Eine andere Möglichkeit, den Neoklassik-Klischees zu entkommen ist strukturbefreiter Wohlklang. Feines und angenehm zielloses Klimpern und Klappern, wie es zum Beispiel vom Ambient-Pionier Harold Budd vorgemacht wurde. In Perfektion beherrscht dieses aktive Ausweichen, wenn mal eine penetrante Melodie in den Weg kommt, der litauische Nachwuchskomponist Julius Aglinskas. Das nicht geringe Kunststück dabei ist, die Schönheit der Klänge zu behalten. Vom schmalen Grat zwischen belangloser Lieblichkeit und aufdringlicher Melodieseligkeit nie abzurutschen, sondern eine schwebende Spannung zwischen diesen Abgründen aufrecht zu erhalten. Das Album Daydreamer (MIC Lithuania), eingespielt vom Londoner Neue-Musik-Ensemble Apartment House, geht den Pfad mit traumwandlerischer Sicherheit. Superwunderschön ist das.

Was immer gut geht, ist, die Neoklassik zu elektronischem Pop werden zu lassen. Die Australierin Madeleine Cocolas kann das schon richtig gut. Ihre Stücke basieren meist auf Ambient-Ideen, wiederum in Anlehnung an den Piano-Impressionismus von Harold Budd, verdichten sich aber früher oder später zu zarten Electronica-Songs, die vor Beats und Bässen keine Scheu haben. Ihr extrem ausgefeiltes Quasi-Debüt auf dem Pop-Sublabel von Room40, Ithaca (Someone Good, 8. Mai), ist einfach viel zu lässig, sonnenwarm und körperbetont, um es nicht zu mögen. Perfekt, ohne dass wirklich festzuklopfen ist, worin die Qualität dieser Stücke eigentlich genau liegt.

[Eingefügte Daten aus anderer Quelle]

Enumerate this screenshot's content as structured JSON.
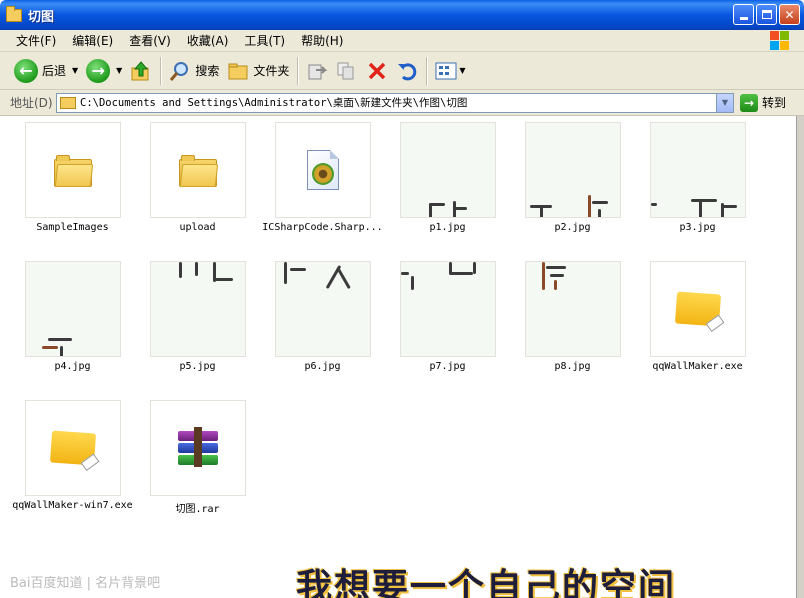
{
  "window": {
    "title": "切图"
  },
  "menu": [
    "文件(F)",
    "编辑(E)",
    "查看(V)",
    "收藏(A)",
    "工具(T)",
    "帮助(H)"
  ],
  "toolbar": {
    "back": "后退",
    "search": "搜索",
    "folders": "文件夹"
  },
  "address": {
    "label": "地址(D)",
    "path": "C:\\Documents and Settings\\Administrator\\桌面\\新建文件夹\\作图\\切图",
    "go": "转到"
  },
  "files": [
    {
      "name": "SampleImages",
      "icon": "folder-icon",
      "selected": true
    },
    {
      "name": "upload",
      "icon": "folder-icon"
    },
    {
      "name": "ICSharpCode.Sharp...",
      "icon": "cs-file-icon"
    },
    {
      "name": "p1.jpg",
      "icon": "image-thumbnail"
    },
    {
      "name": "p2.jpg",
      "icon": "image-thumbnail"
    },
    {
      "name": "p3.jpg",
      "icon": "image-thumbnail"
    },
    {
      "name": "p4.jpg",
      "icon": "image-thumbnail"
    },
    {
      "name": "p5.jpg",
      "icon": "image-thumbnail"
    },
    {
      "name": "p6.jpg",
      "icon": "image-thumbnail"
    },
    {
      "name": "p7.jpg",
      "icon": "image-thumbnail"
    },
    {
      "name": "p8.jpg",
      "icon": "image-thumbnail"
    },
    {
      "name": "qqWallMaker.exe",
      "icon": "app-icon"
    },
    {
      "name": "qqWallMaker-win7.exe",
      "icon": "app-icon"
    },
    {
      "name": "切图.rar",
      "icon": "rar-archive-icon"
    }
  ],
  "overlay": {
    "watermark": "Bai百度知道 | 名片背景吧",
    "caption": "我想要一个自己的空间"
  }
}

Der Franzose Pierre Rousseau bezieht sich ebenfalls direkt auf die musikalische Entwicklungslinie, die von Erik Satie zu Harold Budd führt, von Klassik zu Ambient. Sein Debüt Musique Sans Paroles (Beats In Space) wickelt sich aber noch deutlich tiefer in ein vollelektronisches Sounddesign aus warmen Analogsynthesizern und kleinen Beats. Wie der Titel andeutet, geht es ihm gerade um das, was nicht gesagt werden muss, was nicht ausgedrückt werden will.

Und ein beinah perfektes Piano-Album im tatsächlich neoklassischen Verständnis gibt es heuer dann doch noch. Piano Mirage (AY Records, 18. Mai) ist das erste selbstverlegte Album der akademisch ausgebildeten kasachischen, in Italien lebenden Pianistin Angelina Yershova, das wirklich Neoklassik im herkömmlichen Stil sein möchte. Wo doch ihre ersten fünf Alben, die in kurzer Folge in den vergangenen Jahren erschienen waren, alles andere wollten und konnten, vor allem Elektroakustik, Electronica, Breakbeats, Dub und Trip-Hop mit pianistischer Virtuosität zu verbinden. Ihre aktuelle Sammlung kleiner Pianostücke beglückend einfacher, aber reichhaltiger und wohlkomponierter Klaviermelodien, hier und da von zarten Streichern begleitet, bedient zwar eindeutig das Genre, nimmt sich aber zum Glück wieder die Freiheiten heraus, die man von ihren bisherigen Arbeiten kennt. Zum Beispiel Jazz und in der kleinen Form Soundtrack.

Lost In Emotions – Angelina Yershova (AY Records) from AY records on Vimeo.

Die Musik des Franzosen Sylvain Chauveau stellt in gewisser Weise den ultimativen Gegenpol zu allem dar, was in dieser Ausgabe des Motherboard vorgestellt wurde. Life Without Machines (FLAU) ist kurz und extrem minimalistisch am Piano. Kleinstkompositionen in der Tradition von Morton Feldman und John Cage aus fast nichts, aber von maximaler Wirksamkeit. Als Vertonung der extrem minimalistischen Konzeptkunst von Barnett Newman aber nur konsequent.